The connective thread of travel took me to the Nov. 5 Colombian Dance Party at the Las Tablas Steak House, 4920 W. Irving Park in Chicago.
I've been to Bogota' and Cali in recent months and my soul was captured by the warmth of the people and the spirit of cumbia and salsa. Even though things don't always run on time in Colombia. And even though I am still hurtin' from my laptop, briefcase and Chuck Taylor biography being ripped off at the Bogota' airport just before my departure.
Did I tell you about that?
Well, that could happen anywhere.
But Colombia is completely unique, a destination on the come.
I was invited to the benefit party by people I met at the Chicago Latino Film Festival. All proceeds from the door went to Fundacion Batata, a non-profit in the town of San Basilio de Palenque, Colombia which is being created by the music group Las Ambulancias Alegres (Vehicle of happiness, the regional philosophy of the passage of death).......
....The Afro-Colombian group was established in 1905 and is leading a drive to build an arts and music school for children in the community of 3,500 people.
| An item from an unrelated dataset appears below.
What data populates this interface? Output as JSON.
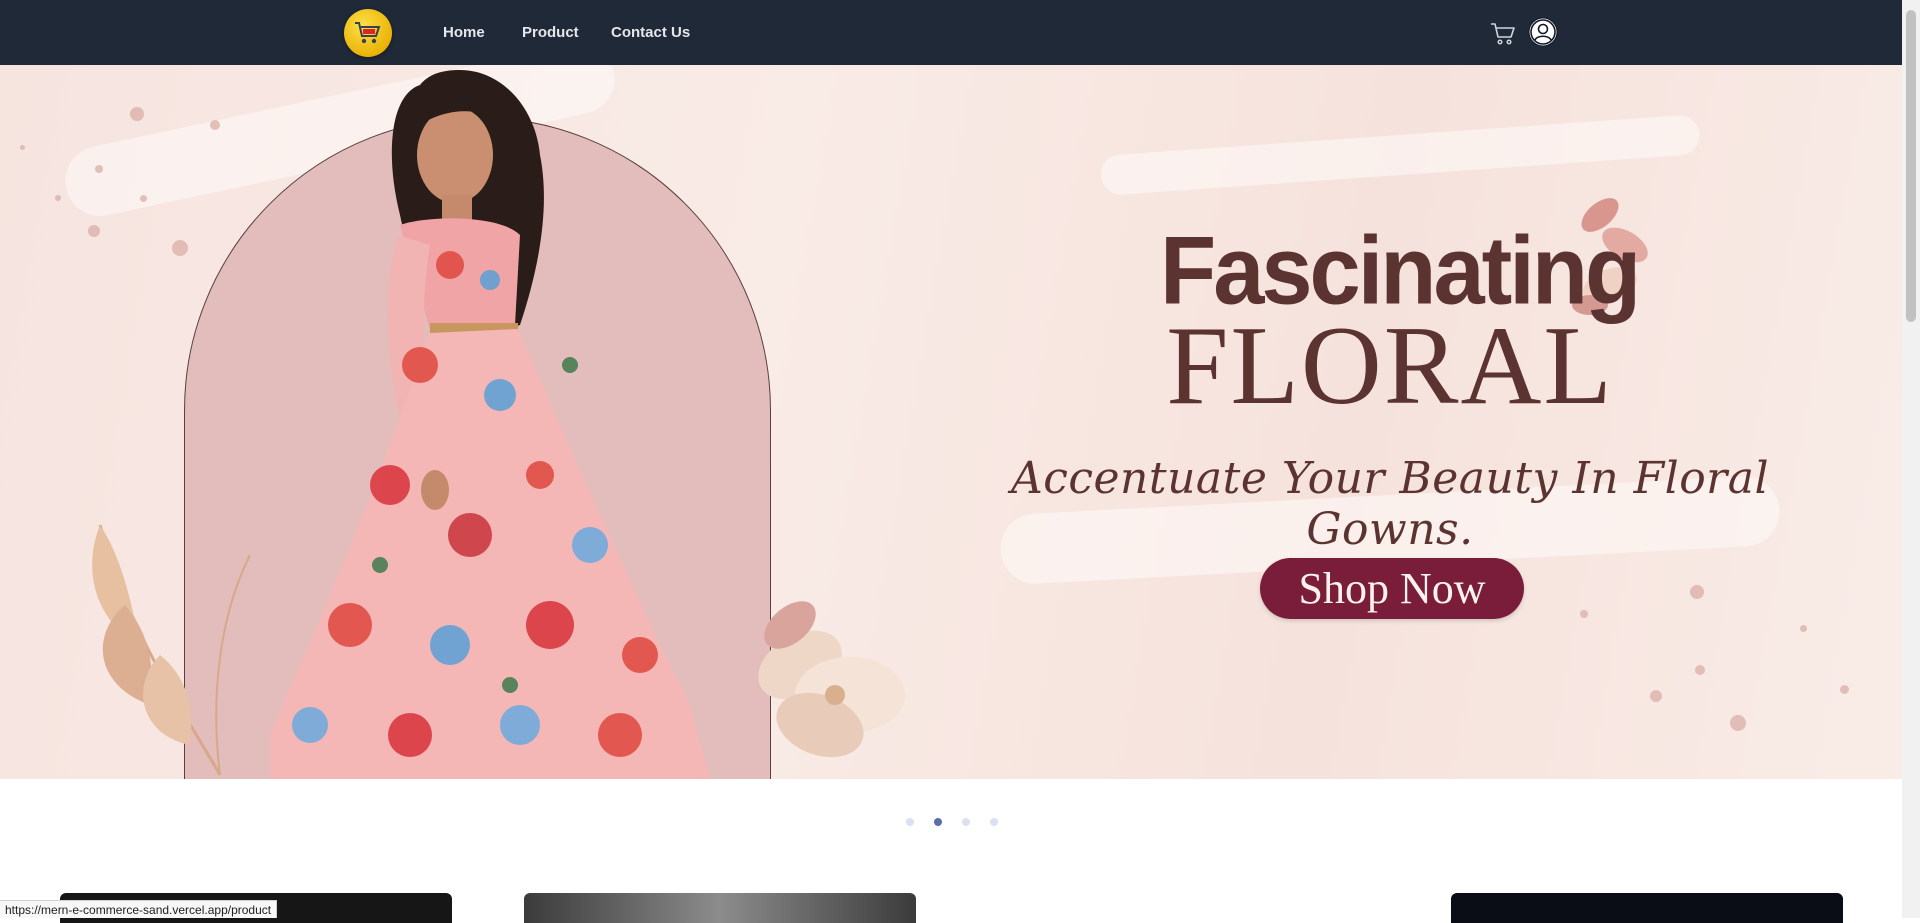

In 2005 the town and its musicial practices were declared "Masterpieces of Oral and Intangible World Heritage" by the United Nations office of UNESCO.
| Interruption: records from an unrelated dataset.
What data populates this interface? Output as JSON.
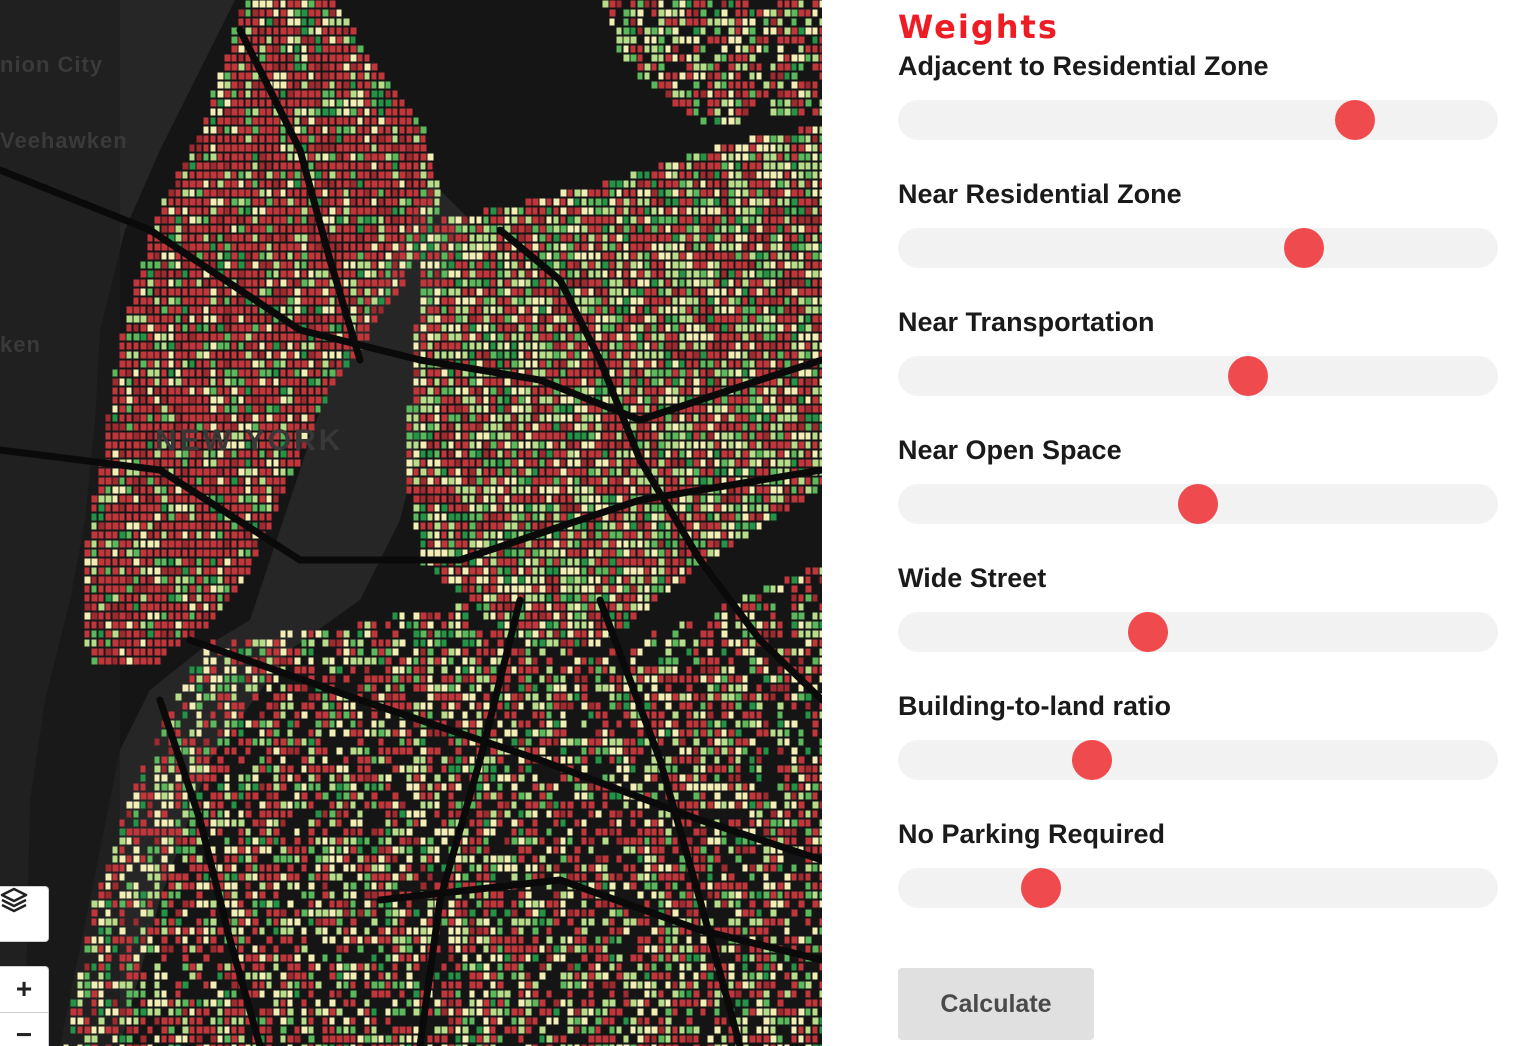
{
  "map": {
    "labels": {
      "union_city": "nion City",
      "weehawken": "Veehawken",
      "hoboken": "ken",
      "new_york": "NEW YORK"
    },
    "colors": {
      "background": "#151515",
      "water": "#2b2b2b",
      "street": "#2a2a2a",
      "lot_red": "#c0363a",
      "lot_dark_red": "#9c2a2e",
      "lot_cream": "#f2eeb5",
      "lot_light_green": "#b7dc8a",
      "lot_green": "#5cb85c",
      "lot_dark_green": "#249348"
    },
    "controls": {
      "layers_icon": "layers-icon",
      "zoom_in": "+",
      "zoom_out": "−"
    }
  },
  "panel": {
    "title": "Weights",
    "accent_color": "#ee1c24",
    "thumb_color": "#ef4b4f",
    "sliders": [
      {
        "label": "Adjacent to Residential Zone",
        "value": 0.78
      },
      {
        "label": "Near Residential Zone",
        "value": 0.69
      },
      {
        "label": "Near Transportation",
        "value": 0.59
      },
      {
        "label": "Near Open Space",
        "value": 0.5
      },
      {
        "label": "Wide Street",
        "value": 0.41
      },
      {
        "label": "Building-to-land ratio",
        "value": 0.31
      },
      {
        "label": "No Parking Required",
        "value": 0.22
      }
    ],
    "calculate_label": "Calculate"
  }
}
Palenque (walled city) was founded in 1603 in northern Colombia by runaway slaves after a revolt.
"By many historians accounts it is the first town in the Americas to gain independence from Spain," Las Tablas (the tables) owner Leo Suarez wrote this week in an e-mail from Palenque. "This is the main place in all of Colombia where African language, music and culture has been preserved." The traditional dialect of the town is the only Creole in existence which has a Spanish/Portuguese lexicon and grammatical base of Bantu-family languages such as Kikongo.
"However, since the '60s when the town became increasingly open to its surrounding region for this first time in centuries the people there have experienced so much discrimination and racism that it seems like anybody born there from the late' 60s to early '80s was ashamed of their culture and language as a result of the ridicule they would receive when they left the town," Suarez wrote.
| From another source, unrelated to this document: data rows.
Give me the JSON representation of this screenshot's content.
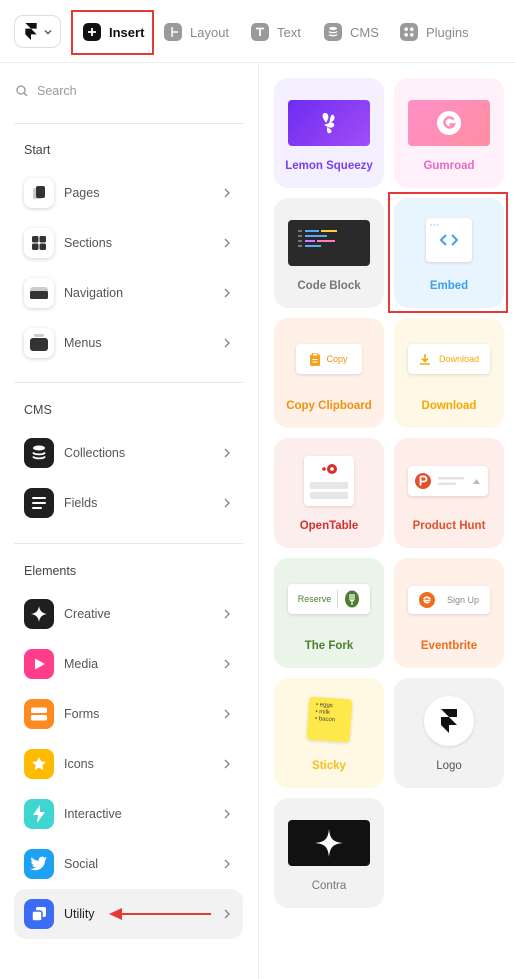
{
  "toolbar": {
    "app_menu_icon": "framer-logo-icon",
    "tabs": [
      {
        "label": "Insert",
        "icon": "plus-square-icon",
        "active": true
      },
      {
        "label": "Layout",
        "icon": "layout-icon",
        "active": false
      },
      {
        "label": "Text",
        "icon": "text-icon",
        "active": false
      },
      {
        "label": "CMS",
        "icon": "database-icon",
        "active": false
      },
      {
        "label": "Plugins",
        "icon": "plugins-icon",
        "active": false
      }
    ]
  },
  "sidebar": {
    "search_placeholder": "Search",
    "sections": [
      {
        "title": "Start",
        "items": [
          {
            "label": "Pages",
            "icon": "pages-icon"
          },
          {
            "label": "Sections",
            "icon": "sections-icon"
          },
          {
            "label": "Navigation",
            "icon": "navigation-icon"
          },
          {
            "label": "Menus",
            "icon": "menus-icon"
          }
        ]
      },
      {
        "title": "CMS",
        "items": [
          {
            "label": "Collections",
            "icon": "collections-icon"
          },
          {
            "label": "Fields",
            "icon": "fields-icon"
          }
        ]
      },
      {
        "title": "Elements",
        "items": [
          {
            "label": "Creative",
            "icon": "sparkle-icon",
            "color": "#1f1f1f"
          },
          {
            "label": "Media",
            "icon": "play-icon",
            "color": "#ff3d8b"
          },
          {
            "label": "Forms",
            "icon": "forms-icon",
            "color": "#ff8a1f"
          },
          {
            "label": "Icons",
            "icon": "star-icon",
            "color": "#ffbb00"
          },
          {
            "label": "Interactive",
            "icon": "bolt-icon",
            "color": "#3fd6d2"
          },
          {
            "label": "Social",
            "icon": "twitter-bird-icon",
            "color": "#1da1f2"
          },
          {
            "label": "Utility",
            "icon": "utility-icon",
            "color": "#3b6cf6",
            "selected": true
          }
        ]
      }
    ]
  },
  "grid": {
    "items": [
      {
        "label": "Lemon Squeezy",
        "bg": "#f5f0ff",
        "color": "#7b3df2"
      },
      {
        "label": "Gumroad",
        "bg": "#fff0fa",
        "color": "#e86ac2"
      },
      {
        "label": "Code Block",
        "bg": "#f2f2f2",
        "color": "#777777"
      },
      {
        "label": "Embed",
        "bg": "#e8f4fe",
        "color": "#3ba1ef",
        "icon": "code-brackets-icon"
      },
      {
        "label": "Copy Clipboard",
        "bg": "#fff1e8",
        "color": "#f2910f",
        "button": "Copy"
      },
      {
        "label": "Download",
        "bg": "#fff8e6",
        "color": "#f5a800",
        "button": "Download"
      },
      {
        "label": "OpenTable",
        "bg": "#fdeeee",
        "color": "#d72e2e"
      },
      {
        "label": "Product Hunt",
        "bg": "#fdeee9",
        "color": "#e0512c"
      },
      {
        "label": "The Fork",
        "bg": "#eaf4e8",
        "color": "#4b7e2e",
        "button": "Reserve"
      },
      {
        "label": "Eventbrite",
        "bg": "#fff0e8",
        "color": "#f26b1d",
        "button": "Sign Up"
      },
      {
        "label": "Sticky",
        "bg": "#fff9e3",
        "color": "#f1c21c",
        "note": [
          "• eggs",
          "• milk",
          "• bacon"
        ]
      },
      {
        "label": "Logo",
        "bg": "#f2f2f2",
        "color": "#555555"
      },
      {
        "label": "Contra",
        "bg": "#f2f2f2",
        "color": "#777777"
      }
    ]
  }
}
"So you have an entire generation of people from Palenque who tried as much as possible to get away from the culture of their ancestors. It wasn't until the 2000s where you had people from all over the world going to film documentaries and linguistical studies that people there realized how unique they were and begun to feel pride for their customs. However by that time you already had a generation that didn't study these traditions and therefore were not able to pass them on to their children.
"This town is also the root for just about every important musical movement from the Colombian caribbean coast."
This is what can happen when you step out of your comfort zone on a Friday night.
More than $1,700 was raised at the event.
Suarez is hands on in Colombia helping drummer Tomas Teheran Salgado, director of Las Ambulancias Alegres find a site for the school. The end game would include a small hotel and creation of an economy based around cultural and ecological tourism.
I'd been to the Suarez famly's other Las Tablas in West Lakeview and that was no great shakes.
But the live bands and the energy on the dance floor in Portage Park was a completely different experience. It reminded me of the late 1980s glory days and nights of Tania's, the steamy Cuban supper club and dance floor in Logan Square.
Juvenato played accordion-based cumbia and Cuban son while the six Groupo Cumbe' delivered a scorching set that blended Afro-Colombian drumming with 1960s jazz elements (trumpet, piano and bass). Both groups are based in Chicago.
I enjoyed a cold bottle of Colombian Aguila beer (known for its "beer girls") and looked at the fat guy Fernando Botero paintings (Colombia's most famous artist) on the walls.
And tried to muster up the courage to dance.
The author, far right, taking salsa class in Cali, Colombia
From the stage Suarez asked the full house if they would like to see live music on a monthly basis. They roared with approval. About 16,400 Colombians live in Chicago according to a 2008 study by the Chicago Community Trust.
"We have to make sure all the musicians are available," he wrote this week."Which is tough when people in your group are constantly touring Europe and the U.S. with other groups. If we did it it would always be at the Irving location which has a capacity of 300 compared to 150 at Lincoln, and also whenever we throw parties at Lincoln we heavily exceed capacity and the neighbors always call the cops on us...problems we don't have at Irving."
The 2942 N. Lincoln restaurant is in Wrigleyville-Wanting-to-be-Naperville.
"All this is part of a larger purpose we have which is to expose Chicago to positive aspects of Colombian culture," Suarez continued.
"So people have a different point of reference other than movies about drug cartels. This is the main purpose with which we founded Macondo Colombian Coffee & Empanadas (that party also doubled as Macondo's 1st anniversary party, located at 2965 N. Lincoln)." Macondo also sponsored the successful Chicago Colombian Music Festival, which debuted over the summer at venues from Millennium Park to the Old Town School of Folk Music.